Public blockchains advance the economy and humanity

The ability of blockchains to provide reliable, time-stamped records allows people to store, track, and monitor data in powerful new ways. For example:

  • Starling Lab, co-founded at Stanford and the University of Southern California, created a framework to verify and preserve the authenticity of photos and other evidence, which is used to preserve the USC Shoah Foundation’s Holocaust archive and testimony from tampering .
  • The DOVU market allows farmers to generate additional income by changing farming techniques and planting additional crops. Your shares are tokenized as carbon credits to finance carbon reduction projects.
  • atma.io, created by Avery Dennison, helps brands reduce waste in the supply chain of more than 28 billion items, delivering economic and environmental benefits.
  • Everyware monitors the cold chain storage of vaccines throughout the supply chain and detects any irregularities before administering those vaccines to patients, keeping patients safe.

Recommendations for Congress

Selling digital assets to raise money to build a network or application differs fundamentally from using digital assets as fuel to pay for network activity costs or gain access to other goods or services.
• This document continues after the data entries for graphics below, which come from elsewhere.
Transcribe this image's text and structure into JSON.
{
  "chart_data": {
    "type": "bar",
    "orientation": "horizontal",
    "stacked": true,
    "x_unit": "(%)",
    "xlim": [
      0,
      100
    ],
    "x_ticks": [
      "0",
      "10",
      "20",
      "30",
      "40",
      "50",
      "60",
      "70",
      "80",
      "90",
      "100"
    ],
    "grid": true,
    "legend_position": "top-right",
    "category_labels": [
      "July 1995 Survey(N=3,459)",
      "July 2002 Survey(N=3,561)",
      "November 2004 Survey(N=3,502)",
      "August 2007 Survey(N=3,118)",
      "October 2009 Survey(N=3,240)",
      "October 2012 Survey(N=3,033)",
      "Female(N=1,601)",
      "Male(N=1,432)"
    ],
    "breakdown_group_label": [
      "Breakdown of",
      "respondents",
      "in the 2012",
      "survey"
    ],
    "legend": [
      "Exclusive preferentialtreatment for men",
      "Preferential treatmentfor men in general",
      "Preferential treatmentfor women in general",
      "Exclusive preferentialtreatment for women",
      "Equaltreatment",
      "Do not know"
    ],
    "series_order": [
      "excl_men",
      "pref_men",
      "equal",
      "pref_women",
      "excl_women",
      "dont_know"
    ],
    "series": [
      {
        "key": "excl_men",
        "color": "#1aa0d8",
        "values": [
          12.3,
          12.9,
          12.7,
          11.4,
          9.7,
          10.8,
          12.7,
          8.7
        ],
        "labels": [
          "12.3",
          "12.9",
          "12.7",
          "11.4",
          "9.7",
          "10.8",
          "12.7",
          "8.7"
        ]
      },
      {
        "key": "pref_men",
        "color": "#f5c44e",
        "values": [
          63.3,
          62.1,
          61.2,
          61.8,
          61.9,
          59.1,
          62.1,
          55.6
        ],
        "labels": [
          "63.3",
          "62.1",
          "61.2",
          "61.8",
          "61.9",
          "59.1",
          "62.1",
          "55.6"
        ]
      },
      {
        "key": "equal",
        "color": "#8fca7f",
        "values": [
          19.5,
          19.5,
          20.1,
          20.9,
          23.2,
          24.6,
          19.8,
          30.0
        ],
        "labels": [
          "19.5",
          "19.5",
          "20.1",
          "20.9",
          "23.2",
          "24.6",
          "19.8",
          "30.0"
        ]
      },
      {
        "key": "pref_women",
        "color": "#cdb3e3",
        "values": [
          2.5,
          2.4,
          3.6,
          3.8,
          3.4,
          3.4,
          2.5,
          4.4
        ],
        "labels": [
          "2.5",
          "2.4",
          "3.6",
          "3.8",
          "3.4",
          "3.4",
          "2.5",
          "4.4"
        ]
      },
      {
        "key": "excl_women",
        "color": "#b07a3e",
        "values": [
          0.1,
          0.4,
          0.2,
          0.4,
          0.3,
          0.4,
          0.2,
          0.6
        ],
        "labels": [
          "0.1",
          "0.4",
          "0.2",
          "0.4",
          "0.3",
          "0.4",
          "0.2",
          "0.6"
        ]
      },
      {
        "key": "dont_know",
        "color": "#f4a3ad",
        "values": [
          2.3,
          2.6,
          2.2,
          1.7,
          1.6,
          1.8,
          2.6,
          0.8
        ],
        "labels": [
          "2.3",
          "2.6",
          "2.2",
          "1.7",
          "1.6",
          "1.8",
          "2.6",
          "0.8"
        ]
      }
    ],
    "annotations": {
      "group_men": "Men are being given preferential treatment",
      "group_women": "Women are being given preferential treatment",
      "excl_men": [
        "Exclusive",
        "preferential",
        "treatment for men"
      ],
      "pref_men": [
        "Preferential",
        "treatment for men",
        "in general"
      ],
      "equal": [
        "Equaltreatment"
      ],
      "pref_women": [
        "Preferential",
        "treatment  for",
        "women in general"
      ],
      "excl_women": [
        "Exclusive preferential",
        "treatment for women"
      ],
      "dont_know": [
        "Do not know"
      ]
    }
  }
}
Regulations must be adapted to address the unique characteristics of each.

Based on the premise that digital asset regulation should protect consumers, enable innovation, and promote competition, Congress should pass legislation to create an activity-based framework that regulates the use of digital assets based on the nature of the transaction:

  • First, Congress must clearly define and delineate between “Digital Commodity” and “Digital Security,” or when a digital asset is neither.
  • Second, Congress should empower the CFTC to regulate certain digital commodity activities, such as operating a centralized spot market. Clarity here will significantly improve consumer safety.

In the same way, not all assets are securities, not all digital assets are securities. The application of existing securities law to all cryptocurrencies severely limits, if not prohibits, the actual use of public blockchains.
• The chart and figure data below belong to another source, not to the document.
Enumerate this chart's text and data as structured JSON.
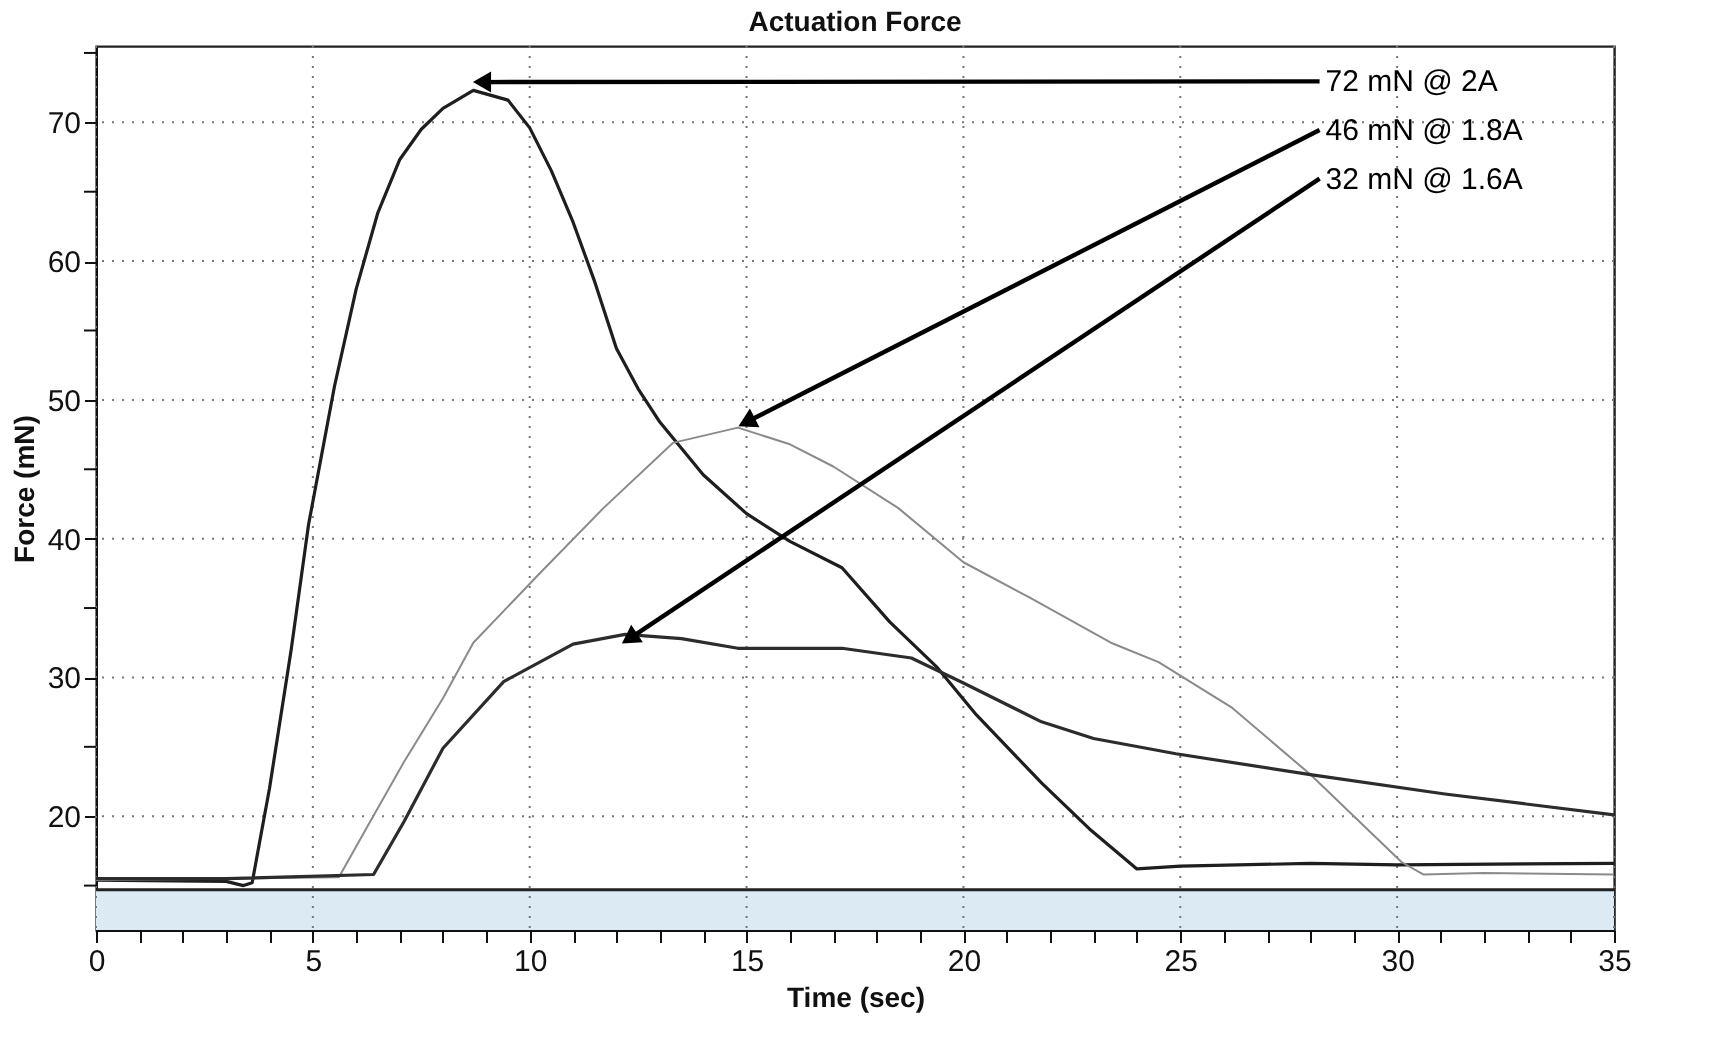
{
  "chart_data": {
    "type": "line",
    "title": "Actuation Force",
    "xlabel": "Time (sec)",
    "ylabel": "Force (mN)",
    "xlim": [
      0,
      35
    ],
    "ylim": [
      11.8,
      75.5
    ],
    "xticks": [
      0,
      {
        "value": 1,
        "label": null
      },
      {
        "value": 2,
        "label": null
      },
      {
        "value": 3,
        "label": null
      },
      {
        "value": 4,
        "label": null
      },
      5,
      {
        "value": 6,
        "label": null
      },
      {
        "value": 7,
        "label": null
      },
      {
        "value": 8,
        "label": null
      },
      {
        "value": 9,
        "label": null
      },
      10,
      {
        "value": 11,
        "label": null
      },
      {
        "value": 12,
        "label": null
      },
      {
        "value": 13,
        "label": null
      },
      {
        "value": 14,
        "label": null
      },
      15,
      {
        "value": 16,
        "label": null
      },
      {
        "value": 17,
        "label": null
      },
      {
        "value": 18,
        "label": null
      },
      {
        "value": 19,
        "label": null
      },
      20,
      {
        "value": 21,
        "label": null
      },
      {
        "value": 22,
        "label": null
      },
      {
        "value": 23,
        "label": null
      },
      {
        "value": 24,
        "label": null
      },
      25,
      {
        "value": 26,
        "label": null
      },
      {
        "value": 27,
        "label": null
      },
      {
        "value": 28,
        "label": null
      },
      {
        "value": 29,
        "label": null
      },
      30,
      {
        "value": 31,
        "label": null
      },
      {
        "value": 32,
        "label": null
      },
      {
        "value": 33,
        "label": null
      },
      {
        "value": 34,
        "label": null
      },
      35
    ],
    "yticks": [
      {
        "value": 15,
        "label": null
      },
      20,
      {
        "value": 25,
        "label": null
      },
      30,
      {
        "value": 35,
        "label": null
      },
      40,
      {
        "value": 45,
        "label": null
      },
      50,
      {
        "value": 55,
        "label": null
      },
      60,
      {
        "value": 65,
        "label": null
      },
      70,
      {
        "value": 75,
        "label": null
      }
    ],
    "grid": true,
    "marker": "none",
    "line_style": "solid",
    "series": [
      {
        "color": "#1e1e1e",
        "x": [
          0,
          3,
          3.4,
          3.6,
          4,
          4.5,
          4.9,
          5.5,
          6,
          6.5,
          7,
          7.5,
          8,
          8.7,
          9.5,
          10,
          10.5,
          11,
          11.5,
          12,
          12.5,
          13,
          14,
          15,
          16,
          17.2,
          18.3,
          19.4,
          20.3,
          21.8,
          22.9,
          24,
          25,
          28,
          30,
          35
        ],
        "values": [
          15.4,
          15.3,
          15.0,
          15.2,
          22,
          32,
          41,
          51,
          58,
          63.5,
          67.3,
          69.5,
          71,
          72.3,
          71.6,
          69.6,
          66.5,
          62.8,
          58.5,
          53.7,
          50.8,
          48.4,
          44.6,
          41.8,
          39.8,
          37.9,
          34,
          30.7,
          27.3,
          22.4,
          19.1,
          16.2,
          16.4,
          16.6,
          16.5,
          16.6
        ]
      },
      {
        "color": "#8a8a8a",
        "x": [
          0,
          3,
          5.6,
          6.3,
          7.1,
          8,
          8.7,
          10.2,
          11.7,
          13.3,
          14.8,
          16,
          17,
          18.5,
          20,
          21.5,
          23.4,
          24.5,
          26.2,
          28,
          30.1,
          30.6,
          32,
          35
        ],
        "values": [
          15.4,
          15.5,
          15.6,
          19.5,
          23.9,
          28.5,
          32.5,
          37.4,
          42.2,
          46.9,
          48,
          46.8,
          45.2,
          42.2,
          38.3,
          35.8,
          32.5,
          31.1,
          27.8,
          23,
          16.7,
          15.8,
          15.9,
          15.8
        ]
      },
      {
        "color": "#2c2c2c",
        "x": [
          0,
          3,
          6.4,
          7.1,
          8,
          9.4,
          11,
          12.2,
          13.5,
          14.8,
          15.7,
          17.2,
          18.8,
          20,
          21.8,
          23,
          24.9,
          28,
          31.1,
          35
        ],
        "values": [
          15.5,
          15.5,
          15.8,
          19.6,
          24.9,
          29.7,
          32.4,
          33.1,
          32.8,
          32.1,
          32.1,
          32.1,
          31.4,
          29.6,
          26.8,
          25.6,
          24.5,
          23,
          21.6,
          20.1
        ]
      }
    ],
    "annotations": [
      {
        "text": "72 mN @ 2A",
        "x": 8.9,
        "y": 72.9
      },
      {
        "text": "46 mN @ 1.8A",
        "x": 15.0,
        "y": 48.4
      },
      {
        "text": "32 mN @ 1.6A",
        "x": 12.3,
        "y": 32.8
      }
    ],
    "bands": [
      {
        "axis": "y",
        "from": 11.8,
        "to": 14.7,
        "color": "#dceaf4"
      }
    ],
    "ref_lines": [
      {
        "axis": "y",
        "value": 14.7,
        "color": "#222222"
      }
    ]
  }
}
For example, a supply chain application for a food manufacturing process to ensure accurate tracking of expiration dates for consumer safety may require an SEC-registered stockbroker to only pay a transaction fee. one cent in cryptocurrency to register a supply chain. event.

Legislative clarity for innovative products has been done before. The Dodd-Frank Wall Street Consumer Protection Act of 2010 successfully assigned regulatory authority for exchanges to various federal agencies. The same approach can be taken for digital assets.
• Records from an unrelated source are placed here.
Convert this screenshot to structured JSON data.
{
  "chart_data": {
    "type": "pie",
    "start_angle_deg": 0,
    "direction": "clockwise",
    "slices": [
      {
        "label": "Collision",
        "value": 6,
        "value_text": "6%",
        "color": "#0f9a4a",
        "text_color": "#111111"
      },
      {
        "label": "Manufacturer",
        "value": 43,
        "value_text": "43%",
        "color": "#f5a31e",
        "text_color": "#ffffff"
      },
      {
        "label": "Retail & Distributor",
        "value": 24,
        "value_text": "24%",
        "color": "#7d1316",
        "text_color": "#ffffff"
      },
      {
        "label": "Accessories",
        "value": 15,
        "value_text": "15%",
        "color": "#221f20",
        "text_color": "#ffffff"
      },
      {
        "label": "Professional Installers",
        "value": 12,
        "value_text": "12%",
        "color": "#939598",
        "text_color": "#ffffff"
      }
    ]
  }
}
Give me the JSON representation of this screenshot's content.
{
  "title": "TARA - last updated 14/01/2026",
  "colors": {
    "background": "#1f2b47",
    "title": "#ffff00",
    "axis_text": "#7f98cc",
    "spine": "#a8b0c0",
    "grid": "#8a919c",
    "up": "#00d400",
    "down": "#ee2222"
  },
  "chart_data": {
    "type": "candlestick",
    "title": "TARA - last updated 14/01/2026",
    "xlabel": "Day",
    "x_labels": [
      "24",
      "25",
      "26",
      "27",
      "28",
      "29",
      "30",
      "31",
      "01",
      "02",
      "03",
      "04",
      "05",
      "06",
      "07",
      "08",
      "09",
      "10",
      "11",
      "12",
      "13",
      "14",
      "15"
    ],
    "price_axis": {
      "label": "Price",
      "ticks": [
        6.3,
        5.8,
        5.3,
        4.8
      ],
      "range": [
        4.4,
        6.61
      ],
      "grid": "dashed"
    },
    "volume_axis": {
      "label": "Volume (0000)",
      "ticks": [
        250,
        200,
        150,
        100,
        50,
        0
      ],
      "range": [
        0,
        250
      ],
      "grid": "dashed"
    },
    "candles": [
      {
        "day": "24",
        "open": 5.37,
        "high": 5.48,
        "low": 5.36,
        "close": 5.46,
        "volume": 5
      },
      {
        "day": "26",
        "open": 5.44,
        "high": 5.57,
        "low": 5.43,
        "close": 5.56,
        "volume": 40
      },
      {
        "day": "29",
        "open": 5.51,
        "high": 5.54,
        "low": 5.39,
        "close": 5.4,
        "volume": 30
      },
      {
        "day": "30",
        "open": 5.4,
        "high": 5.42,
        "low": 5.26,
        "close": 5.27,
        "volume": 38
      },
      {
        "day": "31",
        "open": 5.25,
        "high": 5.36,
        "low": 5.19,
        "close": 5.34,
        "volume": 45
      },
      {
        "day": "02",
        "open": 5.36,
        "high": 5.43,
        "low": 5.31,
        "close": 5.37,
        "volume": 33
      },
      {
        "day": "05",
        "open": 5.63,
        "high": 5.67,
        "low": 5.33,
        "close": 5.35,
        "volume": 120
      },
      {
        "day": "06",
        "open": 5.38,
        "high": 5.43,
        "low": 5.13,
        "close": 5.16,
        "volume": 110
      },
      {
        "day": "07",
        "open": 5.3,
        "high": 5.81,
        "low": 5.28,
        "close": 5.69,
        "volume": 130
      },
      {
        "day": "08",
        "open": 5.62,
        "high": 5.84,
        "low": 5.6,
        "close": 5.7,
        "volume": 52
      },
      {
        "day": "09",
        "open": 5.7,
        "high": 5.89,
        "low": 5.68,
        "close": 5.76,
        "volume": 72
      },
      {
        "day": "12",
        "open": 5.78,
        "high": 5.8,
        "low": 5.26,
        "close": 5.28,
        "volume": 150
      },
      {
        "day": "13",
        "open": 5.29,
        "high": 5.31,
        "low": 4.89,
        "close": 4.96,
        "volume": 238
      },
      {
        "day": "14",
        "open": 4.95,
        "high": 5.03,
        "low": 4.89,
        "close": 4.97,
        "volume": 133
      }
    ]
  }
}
The use of digital assets is inherently international and it is important that any regulation take this into account. For regulating fast-developing innovations like digital assets, the CFTC is a more appropriate regulator than the SEC because the CFTC adheres to the concept of “principles-based regulation” while the SEC follows a rule-based, prescriptive approach.

The current regulatory environment in the US does not provide a clear path to compliance, leaving two options: 1) find that path abroad, or 2) continue to wait for the regulation to catch up before the application punish another innovator.

The Internet is global, but it was invented in the US, allowing American values ​​to support the fundamental protocols of the Internet. Congress must define rules to allow public blockchains to thrive so that the next wave of value creation on the Internet continues to reflect the US commitment to markets and democracy. Other countries are moving quickly with digital asset regulations.

The resulting regulatory certainty may give companies in those locations an advantage over US companies; it can encourage US-based companies to move abroad, and it can pose national security risks.

Congress must set rules that allow American innovators to continue to play a leading role in the future of the Internet.